Most upvoted comments

I would love to be an official contributor, even if its just a one-line code change 😅 I will put together a PR shortly.

gbarello-uipath on Apr 28, 2023

@younesbelkada I shared a notebook on how to train Matcha/Pix2Struct model for Kaggle’s Benetech competition, in case anyone is interested. This model achieved silver zone and includes the updates with the fix.

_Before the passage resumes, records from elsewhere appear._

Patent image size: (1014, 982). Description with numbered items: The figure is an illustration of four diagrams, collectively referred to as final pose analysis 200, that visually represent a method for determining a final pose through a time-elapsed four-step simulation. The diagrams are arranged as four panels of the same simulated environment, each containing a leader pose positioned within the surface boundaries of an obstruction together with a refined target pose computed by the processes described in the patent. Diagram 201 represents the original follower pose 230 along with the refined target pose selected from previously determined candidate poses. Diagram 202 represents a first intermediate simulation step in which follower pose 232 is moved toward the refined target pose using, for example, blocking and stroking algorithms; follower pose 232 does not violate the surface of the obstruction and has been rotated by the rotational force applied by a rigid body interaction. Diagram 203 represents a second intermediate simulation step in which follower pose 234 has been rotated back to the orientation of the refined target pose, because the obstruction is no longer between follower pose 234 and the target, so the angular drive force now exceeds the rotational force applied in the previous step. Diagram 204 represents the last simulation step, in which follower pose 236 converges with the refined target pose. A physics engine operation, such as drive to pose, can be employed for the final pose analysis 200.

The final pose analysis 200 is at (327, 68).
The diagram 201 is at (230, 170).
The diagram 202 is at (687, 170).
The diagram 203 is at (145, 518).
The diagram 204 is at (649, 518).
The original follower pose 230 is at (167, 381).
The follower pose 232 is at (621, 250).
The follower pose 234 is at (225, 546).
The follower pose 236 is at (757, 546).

alejopaullier96 on Jun 22, 2023

Yeah, the model seems to be learning well on >3k images dataset with the change on the decoder config. This seems to be the root cause. Really good catch @gbarello-uipath 😃

arnaudstiegler on Apr 28, 2023

I have also been trying to finetune pix2struct. I find that the losses go to zero very quickly which made me suspect that the attention masks are not being set properly.

What I see is that in the Pix2StructText module, self.config.is_decoder is set to False, causing this line to output a non-causal attention mask.

If I add the line self.config.is_decoder = True to the line above that to force it to be a decoder things look more normal.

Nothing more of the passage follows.